Sounds like a management mantra, but it’s true. Globalization sucks for the people caught in the middle today (the high-tech workers who actually directly drove up the price of tech workers during the dot-com boom) and will continue to. There are two sides to the story, though and that is that in losing a little in the “first-world countries” we are actually pulling the “third-world countries” up to our level.

However, there are problems that I think people are only now beginning to see. For a start in India in general now that a small percentage of the populous has suddenly become relatively well paid, the cost of items in the economy is going up. This either forces the majority of the population to get increases in pay relative to the increasing cost or they run the risk of destroying the economy of their own country. Increase in wealth must be managed or it risks the entire economy. India is starting to learn this.

Now, so long as it’s all managed properly then India will be bought up to the level of the US in terms of quality of life, cost of living and so forth (well, maybe a little lower), then their jobs will all be offshored to some other country and so the cycle begins again. Over time this will have a generally levelling effect and will result in a world that is better placed to actually improve the lives of those living on the Earth rather than in-fighting and bickering. This is generally a good thing.

The utopia envisioned by science fiction writers for years will not come about without a great deal of pain. There’s going to be a great wailing and gnashing of teeth, and the economies of the first world countries will crumble. The high-horse that the West has ridden for centuries has finally run itself out, and we’re all going to feel the pinch.
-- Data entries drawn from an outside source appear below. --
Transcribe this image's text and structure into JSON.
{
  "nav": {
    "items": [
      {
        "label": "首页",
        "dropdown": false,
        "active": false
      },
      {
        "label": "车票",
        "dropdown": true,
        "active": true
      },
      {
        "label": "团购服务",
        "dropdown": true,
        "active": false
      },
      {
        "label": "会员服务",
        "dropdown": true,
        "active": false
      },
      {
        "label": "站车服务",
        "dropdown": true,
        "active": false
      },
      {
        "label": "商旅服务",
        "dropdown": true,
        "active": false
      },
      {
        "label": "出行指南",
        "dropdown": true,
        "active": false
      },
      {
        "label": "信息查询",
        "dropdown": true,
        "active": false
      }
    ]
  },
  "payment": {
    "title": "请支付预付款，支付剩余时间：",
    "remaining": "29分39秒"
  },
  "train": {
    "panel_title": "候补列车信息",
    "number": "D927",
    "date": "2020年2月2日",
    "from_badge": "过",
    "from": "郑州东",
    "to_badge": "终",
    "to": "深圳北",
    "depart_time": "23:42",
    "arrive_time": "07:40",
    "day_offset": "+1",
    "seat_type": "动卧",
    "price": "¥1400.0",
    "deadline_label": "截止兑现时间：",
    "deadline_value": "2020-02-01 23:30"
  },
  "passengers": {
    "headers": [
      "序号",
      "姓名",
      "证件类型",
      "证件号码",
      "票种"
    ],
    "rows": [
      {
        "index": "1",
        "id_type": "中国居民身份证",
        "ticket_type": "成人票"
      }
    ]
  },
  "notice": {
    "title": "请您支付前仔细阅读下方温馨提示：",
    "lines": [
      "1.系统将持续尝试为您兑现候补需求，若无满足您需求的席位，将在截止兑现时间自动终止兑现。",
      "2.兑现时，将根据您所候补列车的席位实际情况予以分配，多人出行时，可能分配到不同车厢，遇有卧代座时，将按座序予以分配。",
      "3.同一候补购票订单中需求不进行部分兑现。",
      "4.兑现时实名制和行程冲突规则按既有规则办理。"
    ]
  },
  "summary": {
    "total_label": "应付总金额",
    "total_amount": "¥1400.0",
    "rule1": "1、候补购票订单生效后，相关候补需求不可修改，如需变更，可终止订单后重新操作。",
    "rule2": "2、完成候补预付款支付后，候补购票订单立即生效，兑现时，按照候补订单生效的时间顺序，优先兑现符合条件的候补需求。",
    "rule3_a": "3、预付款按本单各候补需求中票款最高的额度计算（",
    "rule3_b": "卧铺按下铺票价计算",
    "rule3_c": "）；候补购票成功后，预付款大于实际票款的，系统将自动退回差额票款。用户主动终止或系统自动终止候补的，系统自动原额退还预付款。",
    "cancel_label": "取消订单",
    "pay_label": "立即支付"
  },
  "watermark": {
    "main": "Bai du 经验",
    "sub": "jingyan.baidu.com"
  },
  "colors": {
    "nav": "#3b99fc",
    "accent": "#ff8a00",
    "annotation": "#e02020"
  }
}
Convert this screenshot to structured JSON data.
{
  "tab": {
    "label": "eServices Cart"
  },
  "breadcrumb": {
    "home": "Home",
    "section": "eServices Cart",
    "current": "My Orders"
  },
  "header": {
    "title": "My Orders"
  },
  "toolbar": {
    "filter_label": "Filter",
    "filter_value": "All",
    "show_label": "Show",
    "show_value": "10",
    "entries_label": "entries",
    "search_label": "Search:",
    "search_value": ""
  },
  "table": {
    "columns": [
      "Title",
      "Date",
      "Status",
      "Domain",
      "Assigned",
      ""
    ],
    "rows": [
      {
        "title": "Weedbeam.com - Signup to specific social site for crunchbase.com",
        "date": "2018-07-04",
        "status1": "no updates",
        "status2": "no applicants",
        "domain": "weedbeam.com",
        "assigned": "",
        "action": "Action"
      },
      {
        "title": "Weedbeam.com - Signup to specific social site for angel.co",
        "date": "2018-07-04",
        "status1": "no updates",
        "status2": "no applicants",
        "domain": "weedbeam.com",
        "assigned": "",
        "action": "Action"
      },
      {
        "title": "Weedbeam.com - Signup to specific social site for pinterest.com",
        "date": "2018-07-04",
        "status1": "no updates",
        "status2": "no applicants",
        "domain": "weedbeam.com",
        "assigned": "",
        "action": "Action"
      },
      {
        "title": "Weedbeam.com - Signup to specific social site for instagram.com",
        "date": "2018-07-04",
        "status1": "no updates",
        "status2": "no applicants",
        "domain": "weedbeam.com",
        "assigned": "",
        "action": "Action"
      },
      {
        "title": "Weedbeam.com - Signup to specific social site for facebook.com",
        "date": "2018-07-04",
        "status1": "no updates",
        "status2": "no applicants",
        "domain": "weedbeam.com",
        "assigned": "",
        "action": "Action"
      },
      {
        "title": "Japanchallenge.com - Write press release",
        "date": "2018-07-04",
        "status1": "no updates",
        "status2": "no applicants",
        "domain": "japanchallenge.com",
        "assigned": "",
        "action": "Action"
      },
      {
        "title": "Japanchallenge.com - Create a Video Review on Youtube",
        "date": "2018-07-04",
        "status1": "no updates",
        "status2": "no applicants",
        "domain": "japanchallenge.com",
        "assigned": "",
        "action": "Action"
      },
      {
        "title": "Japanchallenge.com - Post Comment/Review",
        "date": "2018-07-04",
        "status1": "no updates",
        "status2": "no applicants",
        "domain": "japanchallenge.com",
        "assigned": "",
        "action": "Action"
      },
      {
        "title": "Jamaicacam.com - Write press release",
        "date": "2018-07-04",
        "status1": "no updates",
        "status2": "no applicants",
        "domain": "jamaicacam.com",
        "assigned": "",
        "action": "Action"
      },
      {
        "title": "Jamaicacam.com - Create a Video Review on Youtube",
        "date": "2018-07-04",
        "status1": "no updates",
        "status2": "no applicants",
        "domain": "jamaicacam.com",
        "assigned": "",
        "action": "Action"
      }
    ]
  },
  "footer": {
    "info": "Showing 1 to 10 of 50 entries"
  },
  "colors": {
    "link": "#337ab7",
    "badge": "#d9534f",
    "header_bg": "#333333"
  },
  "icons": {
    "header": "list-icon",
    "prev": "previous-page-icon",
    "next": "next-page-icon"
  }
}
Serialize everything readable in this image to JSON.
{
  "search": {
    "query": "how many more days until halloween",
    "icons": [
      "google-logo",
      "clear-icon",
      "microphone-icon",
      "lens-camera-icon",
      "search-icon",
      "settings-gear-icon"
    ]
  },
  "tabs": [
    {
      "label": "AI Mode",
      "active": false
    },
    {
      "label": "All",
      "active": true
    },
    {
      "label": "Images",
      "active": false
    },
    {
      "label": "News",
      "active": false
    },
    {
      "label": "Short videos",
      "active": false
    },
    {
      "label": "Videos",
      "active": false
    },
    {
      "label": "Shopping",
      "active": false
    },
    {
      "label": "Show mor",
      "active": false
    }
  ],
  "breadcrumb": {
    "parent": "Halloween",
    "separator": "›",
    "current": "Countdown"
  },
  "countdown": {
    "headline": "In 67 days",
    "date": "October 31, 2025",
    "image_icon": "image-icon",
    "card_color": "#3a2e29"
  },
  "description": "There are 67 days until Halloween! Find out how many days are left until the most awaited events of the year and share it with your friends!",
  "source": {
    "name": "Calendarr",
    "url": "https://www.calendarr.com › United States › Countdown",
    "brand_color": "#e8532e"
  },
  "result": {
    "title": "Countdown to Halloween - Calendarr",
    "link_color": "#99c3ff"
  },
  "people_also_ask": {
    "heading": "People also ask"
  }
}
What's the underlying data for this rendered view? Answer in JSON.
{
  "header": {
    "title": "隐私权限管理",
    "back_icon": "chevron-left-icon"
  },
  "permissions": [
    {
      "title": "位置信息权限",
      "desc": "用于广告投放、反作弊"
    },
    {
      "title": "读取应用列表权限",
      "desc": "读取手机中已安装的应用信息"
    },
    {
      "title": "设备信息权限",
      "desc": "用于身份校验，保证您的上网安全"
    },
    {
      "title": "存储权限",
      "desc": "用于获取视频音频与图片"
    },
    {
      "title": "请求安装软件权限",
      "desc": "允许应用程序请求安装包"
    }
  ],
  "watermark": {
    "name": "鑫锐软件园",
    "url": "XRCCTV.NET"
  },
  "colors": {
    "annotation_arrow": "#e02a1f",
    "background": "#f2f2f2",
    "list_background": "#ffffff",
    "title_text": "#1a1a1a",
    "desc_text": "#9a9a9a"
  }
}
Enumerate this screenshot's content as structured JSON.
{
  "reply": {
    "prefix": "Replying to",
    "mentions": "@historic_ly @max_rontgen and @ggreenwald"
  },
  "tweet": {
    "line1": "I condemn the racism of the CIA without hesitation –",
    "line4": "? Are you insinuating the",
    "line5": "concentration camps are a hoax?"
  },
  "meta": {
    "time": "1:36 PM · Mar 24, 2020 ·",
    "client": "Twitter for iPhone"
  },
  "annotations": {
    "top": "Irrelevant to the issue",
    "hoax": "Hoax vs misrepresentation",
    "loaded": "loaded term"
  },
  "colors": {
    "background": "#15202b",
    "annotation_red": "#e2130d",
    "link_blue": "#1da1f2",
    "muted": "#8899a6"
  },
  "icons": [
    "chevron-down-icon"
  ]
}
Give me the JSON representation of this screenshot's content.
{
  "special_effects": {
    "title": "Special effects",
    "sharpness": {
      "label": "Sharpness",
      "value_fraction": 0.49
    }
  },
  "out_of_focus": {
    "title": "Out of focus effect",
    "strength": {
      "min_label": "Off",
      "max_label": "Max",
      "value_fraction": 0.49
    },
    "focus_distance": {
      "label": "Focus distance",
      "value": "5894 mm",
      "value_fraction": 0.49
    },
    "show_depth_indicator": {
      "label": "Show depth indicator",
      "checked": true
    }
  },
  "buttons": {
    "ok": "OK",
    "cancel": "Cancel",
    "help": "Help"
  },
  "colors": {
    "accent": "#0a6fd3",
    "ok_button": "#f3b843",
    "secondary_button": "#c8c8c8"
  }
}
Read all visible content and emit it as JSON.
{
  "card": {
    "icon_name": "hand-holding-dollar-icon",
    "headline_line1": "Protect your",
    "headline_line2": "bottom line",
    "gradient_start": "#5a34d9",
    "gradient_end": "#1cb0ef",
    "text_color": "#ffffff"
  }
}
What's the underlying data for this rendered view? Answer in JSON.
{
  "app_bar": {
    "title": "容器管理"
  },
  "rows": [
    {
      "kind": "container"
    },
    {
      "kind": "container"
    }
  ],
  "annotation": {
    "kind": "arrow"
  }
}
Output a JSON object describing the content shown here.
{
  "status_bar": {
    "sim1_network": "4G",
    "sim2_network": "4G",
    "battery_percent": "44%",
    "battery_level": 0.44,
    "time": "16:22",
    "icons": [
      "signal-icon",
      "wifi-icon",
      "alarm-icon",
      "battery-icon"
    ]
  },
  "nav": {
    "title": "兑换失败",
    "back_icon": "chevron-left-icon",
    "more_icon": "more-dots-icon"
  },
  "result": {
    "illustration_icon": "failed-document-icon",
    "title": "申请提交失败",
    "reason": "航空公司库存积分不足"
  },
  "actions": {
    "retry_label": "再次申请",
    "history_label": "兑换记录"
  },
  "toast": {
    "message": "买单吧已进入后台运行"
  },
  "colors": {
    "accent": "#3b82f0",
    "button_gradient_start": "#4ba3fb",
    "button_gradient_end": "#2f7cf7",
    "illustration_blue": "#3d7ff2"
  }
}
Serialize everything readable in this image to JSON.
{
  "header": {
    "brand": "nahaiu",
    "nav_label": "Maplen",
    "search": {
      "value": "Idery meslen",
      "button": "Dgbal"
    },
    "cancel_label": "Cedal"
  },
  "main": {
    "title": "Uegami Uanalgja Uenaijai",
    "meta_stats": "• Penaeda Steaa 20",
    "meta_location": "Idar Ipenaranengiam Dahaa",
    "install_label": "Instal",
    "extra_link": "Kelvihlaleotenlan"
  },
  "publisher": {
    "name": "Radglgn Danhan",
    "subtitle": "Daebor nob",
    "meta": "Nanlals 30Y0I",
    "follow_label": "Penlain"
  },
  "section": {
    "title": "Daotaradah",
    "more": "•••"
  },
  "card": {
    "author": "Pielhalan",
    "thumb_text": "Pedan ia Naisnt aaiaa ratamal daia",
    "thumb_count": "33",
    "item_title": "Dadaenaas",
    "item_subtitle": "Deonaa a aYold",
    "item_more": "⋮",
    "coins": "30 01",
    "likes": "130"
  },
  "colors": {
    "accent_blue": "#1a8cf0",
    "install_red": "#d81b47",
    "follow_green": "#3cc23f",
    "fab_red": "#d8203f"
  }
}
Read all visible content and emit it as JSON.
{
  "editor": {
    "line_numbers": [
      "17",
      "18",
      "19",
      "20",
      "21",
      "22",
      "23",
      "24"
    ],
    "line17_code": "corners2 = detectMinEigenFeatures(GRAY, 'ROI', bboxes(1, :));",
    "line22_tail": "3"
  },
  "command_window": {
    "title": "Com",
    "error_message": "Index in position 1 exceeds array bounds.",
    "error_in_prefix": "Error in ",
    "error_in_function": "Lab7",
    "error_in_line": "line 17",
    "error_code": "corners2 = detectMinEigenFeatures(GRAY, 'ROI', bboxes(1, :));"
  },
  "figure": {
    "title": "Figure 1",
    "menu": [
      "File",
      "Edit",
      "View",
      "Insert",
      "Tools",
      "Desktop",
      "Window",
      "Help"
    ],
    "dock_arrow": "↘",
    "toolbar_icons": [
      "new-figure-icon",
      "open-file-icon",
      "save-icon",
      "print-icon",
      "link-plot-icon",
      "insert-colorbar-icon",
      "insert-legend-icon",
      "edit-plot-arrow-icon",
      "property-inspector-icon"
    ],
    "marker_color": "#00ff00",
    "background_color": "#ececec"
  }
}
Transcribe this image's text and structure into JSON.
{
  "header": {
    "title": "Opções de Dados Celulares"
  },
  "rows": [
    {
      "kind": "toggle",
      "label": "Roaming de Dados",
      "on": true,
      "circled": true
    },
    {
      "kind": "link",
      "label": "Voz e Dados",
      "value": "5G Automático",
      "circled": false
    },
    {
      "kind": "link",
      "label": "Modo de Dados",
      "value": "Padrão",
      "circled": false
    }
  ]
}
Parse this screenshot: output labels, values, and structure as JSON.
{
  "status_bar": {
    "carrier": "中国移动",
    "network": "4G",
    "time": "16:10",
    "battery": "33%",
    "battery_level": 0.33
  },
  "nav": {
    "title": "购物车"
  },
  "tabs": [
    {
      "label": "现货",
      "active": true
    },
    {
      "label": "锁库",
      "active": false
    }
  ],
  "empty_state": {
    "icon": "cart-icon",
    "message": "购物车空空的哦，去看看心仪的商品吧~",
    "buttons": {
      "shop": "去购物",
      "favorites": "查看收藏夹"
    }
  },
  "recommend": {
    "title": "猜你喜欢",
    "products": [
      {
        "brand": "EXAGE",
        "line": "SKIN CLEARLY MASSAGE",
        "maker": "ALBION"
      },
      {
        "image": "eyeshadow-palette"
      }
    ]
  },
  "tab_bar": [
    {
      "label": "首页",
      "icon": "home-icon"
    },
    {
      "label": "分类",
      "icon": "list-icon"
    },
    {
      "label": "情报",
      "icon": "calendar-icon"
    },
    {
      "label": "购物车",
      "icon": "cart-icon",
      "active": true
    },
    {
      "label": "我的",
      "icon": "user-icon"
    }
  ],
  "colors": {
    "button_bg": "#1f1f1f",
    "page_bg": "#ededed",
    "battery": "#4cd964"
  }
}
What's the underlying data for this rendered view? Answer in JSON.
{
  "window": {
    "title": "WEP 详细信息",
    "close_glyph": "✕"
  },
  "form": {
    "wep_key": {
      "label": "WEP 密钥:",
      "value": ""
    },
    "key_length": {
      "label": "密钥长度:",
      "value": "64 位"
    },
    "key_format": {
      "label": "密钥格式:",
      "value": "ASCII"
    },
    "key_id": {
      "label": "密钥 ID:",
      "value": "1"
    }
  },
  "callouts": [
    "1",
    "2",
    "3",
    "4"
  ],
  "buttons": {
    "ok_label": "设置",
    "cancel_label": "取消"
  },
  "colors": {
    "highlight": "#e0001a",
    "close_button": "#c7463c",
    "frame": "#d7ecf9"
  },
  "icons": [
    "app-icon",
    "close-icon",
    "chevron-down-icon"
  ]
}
There are ways to make sure you survive through this; be flexible. Be ready to work where and doing whatever it takes to make ends meet and support your own families. Don’t get too attached to the “everything on credit” lifestyle to which we in the West have become accustomed, that lifestyle is going to end in a huge and extremely ugly crash. The foundation of this crash was founded in the early 1970’s when the dollar value was seperated from gold. Then with the additional weight of the effect of networking and decentralization on top of that it will lead to a complete crash of our lifestyle. I don’t know if it will happen in our lifetimes, but I really believe it will happen.

We’re in a new market now where our jobs can be done anywhere. This is going to lead to a short term situation where jobs will migrate away from the West. We can’t prevent it. We can complain about it, and we can whine about it but the best we’re going to do is delay it and in doing so make the crash that much worse when it comes.

Yes, I’ve been hit by globalization myself but even I have to realize that the future is going to change radically. Many are going to hate it, I don’t claim to like the short term picture myself… but I have to accept it. In fact, as one of the drivers in the dot-com boom and the decentralization projects of large companies I also have to claim a certain amount of responsibility. Many of us in the tech sector who created the “new economy” do. We wanted this brave new world where the Internet made things possible like improving the lot of others in the world. Well, now our visions are becoming a reality… but the utopian vision we had has a down side that we’re all feeling.

Get used to it, or complain about it… but we can’t prevent it. Not now. Not ever. Life is not Star Trek, and we’re not going to find anything resembling that utopia without the pain that is to come first.